Wednesday, 27 de November de 2024 ISSN 1519-7670 - Ano 24 - nº 1315

Renato Janine Ribeiro

REALITY SHOWS

"A gincana do horror", copyright O Estado de S. Paulo, 23/09/01

"Faz um mês, estive em Bogotá. Zapeando a TV, vi uma mulher linda, em trajes sumários, falando em gente sem comida, sem moradia, sem nada. Fiquei impressionado: na Colômbia as top models fazem campanha pelos sem-teto e sem-terra? Durou cinco segundos a admiração: era anúncio do reality show colombiano, o No Limite deles.

Nada como sair do Brasil para entendê-lo melhor. Nunca tinha percebido como as condições em que vivem – por dinheiro, por esporte, por 15 dias – os concorrentes desse jogo da Globo são parecidas com aquelas em que vegeta, a vida toda, boa parte da população brasileira e mundial. Pois o que No Limite mostra é a transformação da tragédia em jogo, da miséria em competição, da iniqüidade social em game.

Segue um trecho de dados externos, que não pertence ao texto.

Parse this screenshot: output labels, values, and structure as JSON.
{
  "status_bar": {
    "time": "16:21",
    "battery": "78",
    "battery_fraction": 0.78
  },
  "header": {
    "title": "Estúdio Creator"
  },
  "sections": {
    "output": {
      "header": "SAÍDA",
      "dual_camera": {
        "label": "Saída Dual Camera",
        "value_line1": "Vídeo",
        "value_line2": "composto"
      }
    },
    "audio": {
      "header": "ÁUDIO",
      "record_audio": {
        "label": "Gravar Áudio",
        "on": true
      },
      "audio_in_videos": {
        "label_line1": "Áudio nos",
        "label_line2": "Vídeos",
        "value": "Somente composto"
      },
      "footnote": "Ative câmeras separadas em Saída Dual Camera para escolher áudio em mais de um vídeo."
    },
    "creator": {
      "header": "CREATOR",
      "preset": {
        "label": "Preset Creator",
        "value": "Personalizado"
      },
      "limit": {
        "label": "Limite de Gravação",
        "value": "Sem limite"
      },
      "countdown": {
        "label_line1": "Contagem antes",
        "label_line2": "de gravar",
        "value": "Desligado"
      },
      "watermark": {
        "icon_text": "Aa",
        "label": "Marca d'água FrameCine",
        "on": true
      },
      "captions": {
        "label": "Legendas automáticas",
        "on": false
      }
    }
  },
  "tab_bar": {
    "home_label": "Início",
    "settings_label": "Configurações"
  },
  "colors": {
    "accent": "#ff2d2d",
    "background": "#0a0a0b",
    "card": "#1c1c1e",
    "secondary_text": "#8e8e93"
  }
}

Está para chegar No Limite 3. Será no Pará. Um Estado pobre dá vantagens a uma das redes de TV mais ricas do mundo, de olho no retorno turístico que a região de Salinópolis poderá ter. Mas nem pensemos nesse uso privado do dinheiro público. Fiquemos na conversão em jogo, para a classe média baixa que quer subir na vida, do modo de sobrevivência da quarta parte dos brasileiros. Por que nos diverte o horror?

Os participantes encenam como brincadeira, por duas semanas que na tela durarão dois meses, as dores deste mundo. Agüentam fome, frio, chuva, passam rasteira nos outros, tudo como um jogo. Um jogo sério, é claro, porque termina com prêmio, que permitirá realizar alguns sonhos.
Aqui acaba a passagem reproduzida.